While it may seem unusual for a medical doctor to work for a conservation nonprofit, Vora’s work centers on a powerful premise: that human health and the protection of nature are inextricably linked. This idea has not received much attention — but Vora hopes the popularity and influence of TED talks might change that.
“My main message is that our health cannot be separated from the health of the planet,” said Vora, who has devoted his career to chasing infectious diseases — from Ebola-stricken villages in West Africa to New York City, where he led a COVID-19 contact tracing program with more than 3,000 staff during the pandemic.
“I wanted to do this TED talk to help people see how our health as humans is connected to the health of animals and nature more broadly,” he told Conservation News. “People need nature to survive, and with everything we do to protect nature, we are also protecting ourselves.”
Most newly emerging infectious diseases originate from animals. And changes in the way land is used, particularly from deforestation, play a major role in transmitting them to people, research shows. As the global commercial wildlife trade persists and humans continue to encroach deeper into forests, there are more opportunities for pathogens to spread from animals to humans — a process known as “zoonotic spillover.”
“Some researchers believe the West African Ebola epidemic began with an axe,” Vora says in his TED talk, released on Tuesday. “Communities in rural Guinea, for their survival, had no choice but to clear forests for farms. Then, in 2013, an 18-month-old boy died of Ebola. He’s believed to have caught the virus from bats that lived in a hollow tree where he played. Put another way, the virus likely spilled over from bats to the boy, making him ‘patient zero.'"
“Ebola’s animal origins, however, aren’t unique,” Vora continues. “All five viral pandemics from 1918 through 2009 can be traced to animals — and the same is likely true for COVID.”
If humans continue to degrade nature, the probability of pandemics is expected to increase in the coming decades, research shows. Moreover, the threat of infectious disease is growing as the planet warms. Climate change is shifting where diseases show up. For example, the Zika, dengue and West Nile viruses, which were previously confined to tropical climates, are projected to increasingly affect communities that have never experienced them.

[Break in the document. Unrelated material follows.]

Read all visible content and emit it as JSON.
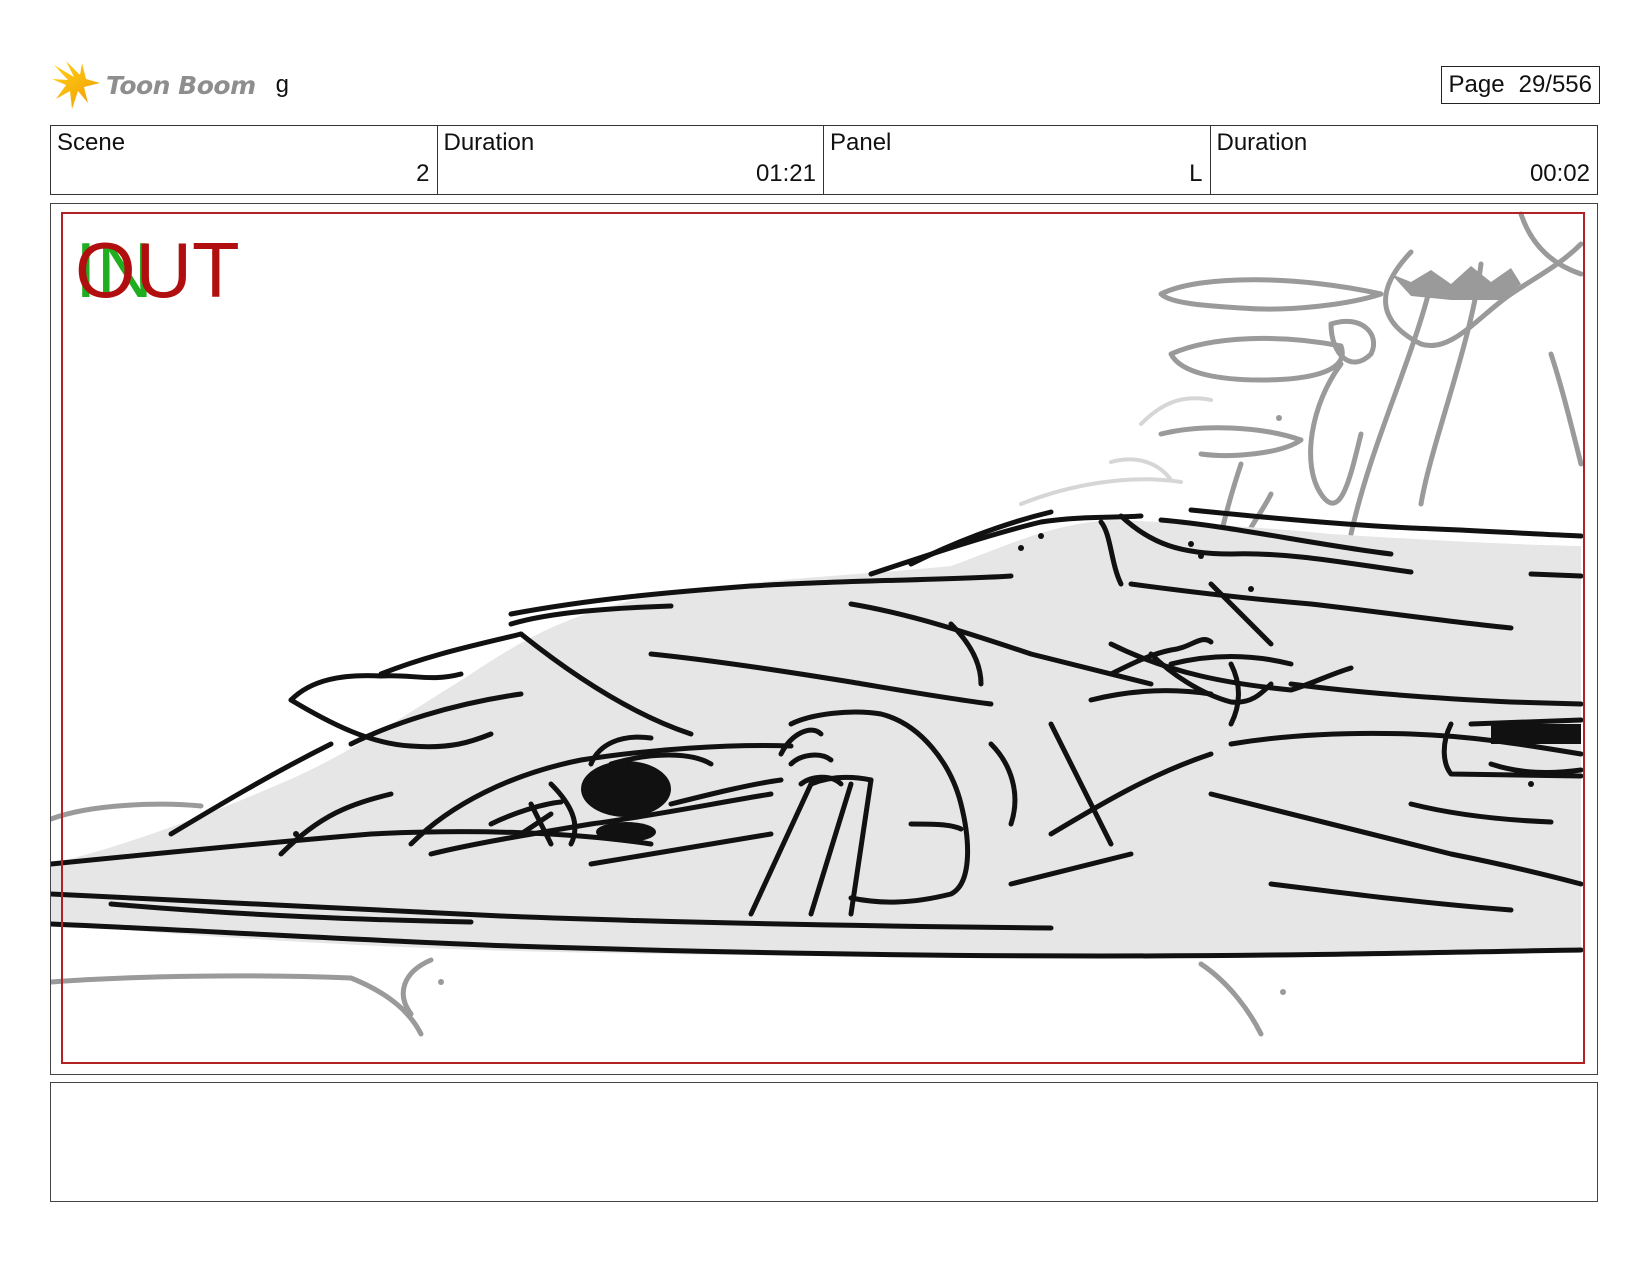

“There is something we can do right now that would have an immediate impact on health and climate. What’s more, it will cost way less than fighting the next pandemic,” Vora says. “So, what is this solution? Protecting tropical forests.”
Since joining Conservation International as a pandemic prevention fellow in 2021, Vora has begun to put this issue squarely on policymakers’ radars — advocating for increased funding and strategies that focus on protecting nature to prevent outbreaks.
“There is no human health, or animal health, or environmental health;” Vora says, concluding his TED talk. “They are one and the same.”